If you’re in Melbourne, no doubt you would have heard about the eyebrow-raising #YourTaxis social media campaign conducted by the Victorian Taxi Association. Social media was used as a tool to reshape the way in which Victorians thought about taxis, starting with a Twitter campaign where users were encouraged to recount their experiences using cabs, good or bad.

Now, we all know that social media is a useful tool to get instant feedback and increase customer engagement; VTA was trying to do both. What they weren’t expecting, however, was the massive flood of negative stories that ripped through their Twitter feed second after second. We read stories of drivers refusing to pick up passengers, stories of drivers acting inappropriately with female passengers and drivers who had no idea where they were going. It was very much a PR disaster for them – after hearing these stories, who WOULD want to take a cab?

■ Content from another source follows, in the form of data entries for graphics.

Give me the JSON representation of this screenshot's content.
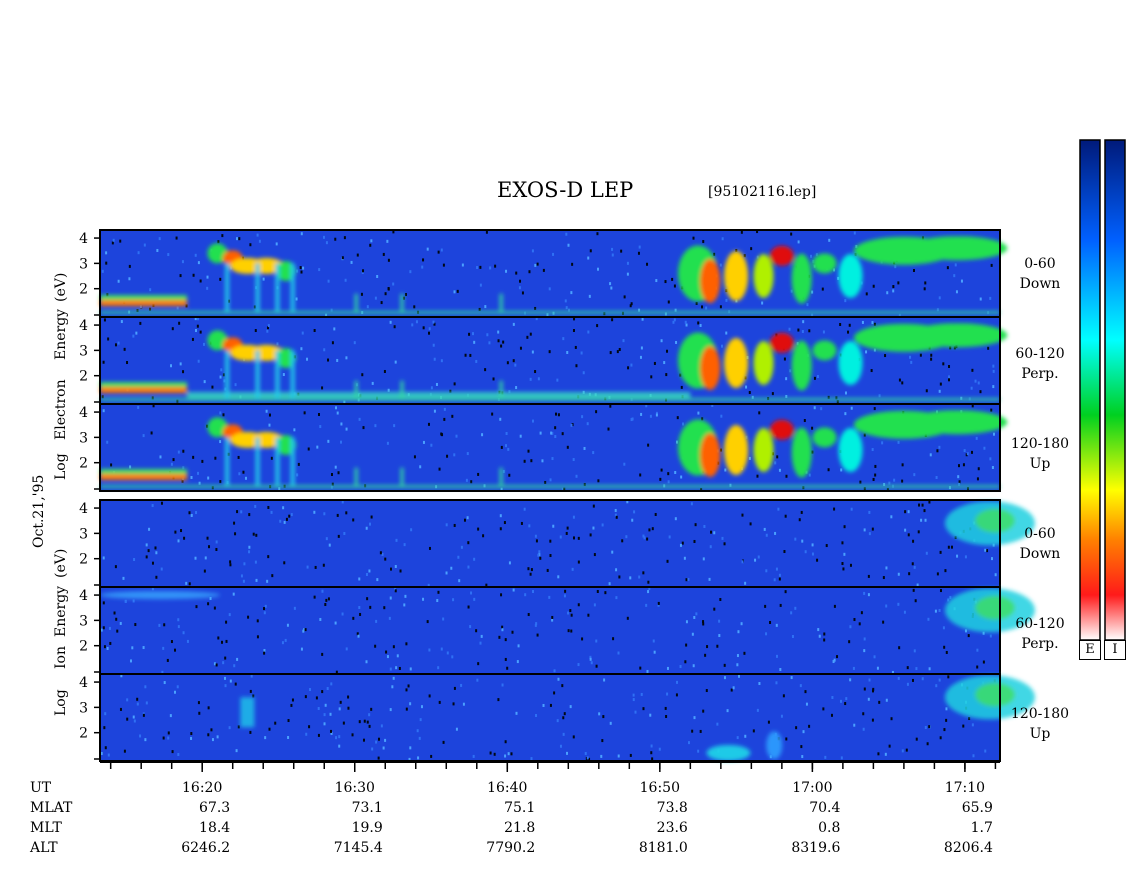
{
  "chart_data": {
    "type": "heatmap",
    "title": "EXOS-D LEP",
    "file": "[95102116.lep]",
    "date_label": "Oct.21,'95",
    "x_axis": {
      "label": "UT",
      "ticks": [
        "16:20",
        "16:30",
        "16:40",
        "16:50",
        "17:00",
        "17:10"
      ]
    },
    "electron": {
      "ylabel": "Log Electron Energy (eV)",
      "ylabel_parts": [
        "Log",
        "Electron",
        "Energy",
        "(eV)"
      ],
      "yticks": [
        "4",
        "3",
        "2"
      ],
      "panels": [
        {
          "channel": "0-60",
          "direction": "Down"
        },
        {
          "channel": "60-120",
          "direction": "Perp."
        },
        {
          "channel": "120-180",
          "direction": "Up"
        }
      ]
    },
    "ion": {
      "ylabel": "Log Ion Energy (eV)",
      "ylabel_parts": [
        "Log",
        "Ion",
        "Energy",
        "(eV)"
      ],
      "yticks": [
        "4",
        "3",
        "2"
      ],
      "panels": [
        {
          "channel": "0-60",
          "direction": "Down"
        },
        {
          "channel": "60-120",
          "direction": "Perp."
        },
        {
          "channel": "120-180",
          "direction": "Up"
        }
      ]
    },
    "orbit_rows": [
      {
        "label": "MLAT",
        "values": [
          "67.3",
          "73.1",
          "75.1",
          "73.8",
          "70.4",
          "65.9"
        ]
      },
      {
        "label": "MLT",
        "values": [
          "18.4",
          "19.9",
          "21.8",
          "23.6",
          "0.8",
          "1.7"
        ]
      },
      {
        "label": "ALT",
        "values": [
          "6246.2",
          "7145.4",
          "7790.2",
          "8181.0",
          "8319.6",
          "8206.4"
        ]
      }
    ],
    "colorbars": [
      {
        "label": "E"
      },
      {
        "label": "I"
      }
    ],
    "colors": {
      "background": "#1a3fd8",
      "scale": [
        "#ffffff",
        "#ff1a1a",
        "#ffb000",
        "#ffff00",
        "#00d020",
        "#00ffff",
        "#0060ff",
        "#001a7a"
      ]
    }
  }
}
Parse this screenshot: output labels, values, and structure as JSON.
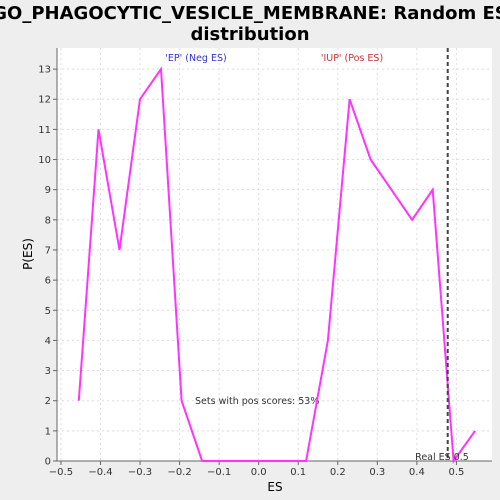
{
  "chart_data": {
    "type": "line",
    "title_lines": [
      "GO_PHAGOCYTIC_VESICLE_MEMBRANE: Random ES",
      "distribution"
    ],
    "xlabel": "ES",
    "ylabel": "P(ES)",
    "xlim": [
      -0.51,
      0.59
    ],
    "ylim": [
      0,
      13.7
    ],
    "xticks": [
      -0.5,
      -0.4,
      -0.3,
      -0.2,
      -0.1,
      0.0,
      0.1,
      0.2,
      0.3,
      0.4,
      0.5
    ],
    "xtick_labels": [
      "−0.5",
      "−0.4",
      "−0.3",
      "−0.2",
      "−0.1",
      "0.0",
      "0.1",
      "0.2",
      "0.3",
      "0.4",
      "0.5"
    ],
    "yticks": [
      0,
      1,
      2,
      3,
      4,
      5,
      6,
      7,
      8,
      9,
      10,
      11,
      12,
      13
    ],
    "grid": true,
    "series": [
      {
        "color": "#ff33ff",
        "x": [
          -0.455,
          -0.405,
          -0.352,
          -0.3,
          -0.247,
          -0.195,
          -0.143,
          0.12,
          0.175,
          0.23,
          0.283,
          0.388,
          0.44,
          0.493,
          0.547
        ],
        "y": [
          2,
          11,
          7,
          12,
          13,
          2,
          0,
          0,
          4,
          12,
          10,
          8,
          9,
          0,
          1
        ]
      }
    ],
    "real_es": {
      "x": 0.478,
      "label": "Real ES 0.5"
    },
    "annotations": {
      "neg_label": "'EP' (Neg ES)",
      "pos_label": "'IUP' (Pos ES)",
      "pos_scores": "Sets with pos scores: 53%"
    },
    "colors": {
      "neg_label": "#3333cc",
      "pos_label": "#cc3333",
      "line": "#ff33ff",
      "real_es": "#444444"
    }
  }
}
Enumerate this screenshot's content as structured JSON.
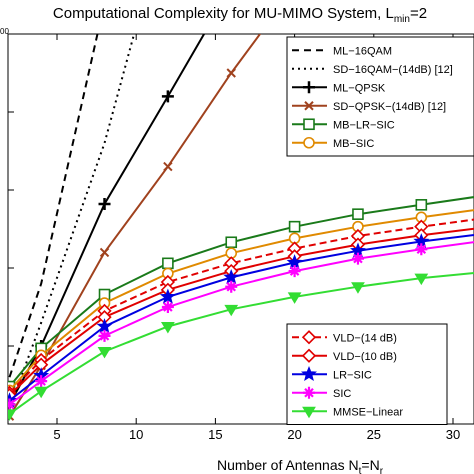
{
  "chart_data": {
    "type": "line",
    "title": "Computational Complexity for MU-MIMO System, L",
    "title_subscript": "min",
    "title_suffix": "=2",
    "xlabel_main": "Number of Antennas  N",
    "xlabel_sub1": "t",
    "xlabel_eq": "=N",
    "xlabel_sub2": "r",
    "ylabel": "",
    "xlim": [
      2,
      32
    ],
    "ylim": [
      0,
      5
    ],
    "xticks": [
      5,
      10,
      15,
      20,
      25,
      30
    ],
    "xtick_labels": [
      "5",
      "10",
      "15",
      "20",
      "25",
      "30"
    ],
    "y_top_label": "00",
    "grid": false,
    "legend_upper": [
      {
        "key": "ml16",
        "label": "ML−16QAM"
      },
      {
        "key": "sd16",
        "label": "SD−16QAM−(14dB)  [12]"
      },
      {
        "key": "mlqpsk",
        "label": "ML−QPSK"
      },
      {
        "key": "sdqpsk",
        "label": "SD−QPSK−(14dB)  [12]"
      },
      {
        "key": "mblr",
        "label": "MB−LR−SIC"
      },
      {
        "key": "mbsic",
        "label": "MB−SIC"
      }
    ],
    "legend_lower": [
      {
        "key": "vld14",
        "label": "VLD−(14 dB)"
      },
      {
        "key": "vld10",
        "label": "VLD−(10 dB)"
      },
      {
        "key": "lrsic",
        "label": "LR−SIC"
      },
      {
        "key": "sic",
        "label": "SIC"
      },
      {
        "key": "mmse",
        "label": "MMSE−Linear"
      }
    ],
    "series": [
      {
        "key": "ml16",
        "name": "ML−16QAM",
        "color": "#000000",
        "dash": "7,5",
        "marker": "none",
        "width": 2,
        "x": [
          2,
          4,
          8
        ],
        "y": [
          0.6,
          1.8,
          5.4
        ]
      },
      {
        "key": "sd16",
        "name": "SD−16QAM−(14dB)  [12]",
        "color": "#000000",
        "dash": "2,4",
        "marker": "none",
        "width": 2,
        "x": [
          2,
          4,
          8,
          10
        ],
        "y": [
          0.2,
          1.3,
          3.6,
          5.1
        ]
      },
      {
        "key": "mlqpsk",
        "name": "ML−QPSK",
        "color": "#000000",
        "dash": "",
        "marker": "plus",
        "width": 2,
        "x": [
          2,
          4,
          8,
          12,
          16
        ],
        "y": [
          0.25,
          1.0,
          2.82,
          4.2,
          5.6
        ]
      },
      {
        "key": "sdqpsk",
        "name": "SD−QPSK−(14dB)  [12]",
        "color": "#a0421e",
        "dash": "",
        "marker": "x",
        "width": 2,
        "x": [
          2,
          4,
          8,
          12,
          16,
          20
        ],
        "y": [
          0.1,
          0.75,
          2.2,
          3.3,
          4.5,
          5.6
        ]
      },
      {
        "key": "mblr",
        "name": "MB−LR−SIC",
        "color": "#1a7a1a",
        "dash": "",
        "marker": "square",
        "width": 2,
        "x": [
          2,
          4,
          8,
          12,
          16,
          20,
          24,
          28,
          32
        ],
        "y": [
          0.48,
          0.97,
          1.66,
          2.06,
          2.33,
          2.53,
          2.69,
          2.81,
          2.93
        ]
      },
      {
        "key": "mbsic",
        "name": "MB−SIC",
        "color": "#e08a00",
        "dash": "",
        "marker": "circle",
        "width": 2,
        "x": [
          2,
          4,
          8,
          12,
          16,
          20,
          24,
          28,
          32
        ],
        "y": [
          0.43,
          0.88,
          1.55,
          1.93,
          2.19,
          2.38,
          2.53,
          2.65,
          2.76
        ]
      },
      {
        "key": "vld14",
        "name": "VLD−(14 dB)",
        "color": "#e00000",
        "dash": "7,4",
        "marker": "diamond",
        "width": 2,
        "x": [
          2,
          4,
          8,
          12,
          16,
          20,
          24,
          28,
          32
        ],
        "y": [
          0.4,
          0.82,
          1.45,
          1.82,
          2.06,
          2.25,
          2.41,
          2.53,
          2.64
        ]
      },
      {
        "key": "vld10",
        "name": "VLD−(10 dB)",
        "color": "#e00000",
        "dash": "",
        "marker": "diamond",
        "width": 2,
        "x": [
          2,
          4,
          8,
          12,
          16,
          20,
          24,
          28,
          32
        ],
        "y": [
          0.37,
          0.76,
          1.37,
          1.72,
          1.96,
          2.15,
          2.3,
          2.42,
          2.52
        ]
      },
      {
        "key": "lrsic",
        "name": "LR−SIC",
        "color": "#0000e0",
        "dash": "",
        "marker": "star",
        "width": 2,
        "x": [
          2,
          4,
          8,
          12,
          16,
          20,
          24,
          28,
          32
        ],
        "y": [
          0.3,
          0.62,
          1.25,
          1.63,
          1.88,
          2.07,
          2.22,
          2.34,
          2.44
        ]
      },
      {
        "key": "sic",
        "name": "SIC",
        "color": "#ff00ff",
        "dash": "",
        "marker": "asterisk",
        "width": 2,
        "x": [
          2,
          4,
          8,
          12,
          16,
          20,
          24,
          28,
          32
        ],
        "y": [
          0.25,
          0.55,
          1.13,
          1.5,
          1.76,
          1.96,
          2.12,
          2.24,
          2.35
        ]
      },
      {
        "key": "mmse",
        "name": "MMSE−Linear",
        "color": "#33dd33",
        "dash": "",
        "marker": "triangle",
        "width": 2,
        "x": [
          2,
          4,
          8,
          12,
          16,
          20,
          24,
          28,
          32
        ],
        "y": [
          0.13,
          0.42,
          0.93,
          1.25,
          1.47,
          1.63,
          1.76,
          1.87,
          1.95
        ]
      }
    ]
  }
}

How VTA handled things, however, was a lot worst. From the #YourTaxis situation, there are three things you must avoid when you’re managing your business’ social media account(s):

1. Admit your mistakes.

From time to time, we get things wrong. It’s all part of being human. At the time of writing, VTA still denies their social media campaign has been an ‘epic fail’ when clearly it has. When things like this happen, apologise. Admit you’re wrong. The transparent nature of social media also means that everyone can see what you do – if you deny the obvious, you risk looking even more stupid.

2. Never get sarcastic with the customer.

Sarcastic humour may work when you’re Larry David doing a stand-up in New York but not with your customers, many of whom will take offense. It makes you look nasty and uncaring, NOT an image you want to project to the outside world. Keep sarcasm to your personal social media accounts.

3. Don't cut and paste generic responses.

Templates are useful tools no matter what industry you’re in but if you’re manning a social media account and you’re copying and pasting the exact same response to a whole bunch of people, it makes you look insincere. Case in point: a cascading sea of ‘sorry to hear about your experience [Twitter user name]. We are working hard to try to improve the service’ tweets, one after the after for all to see doesn’t convince me that you’re a company who really cares about their customers.

It’ll be interesting to see how VTA will bounce back after this. Watch this space.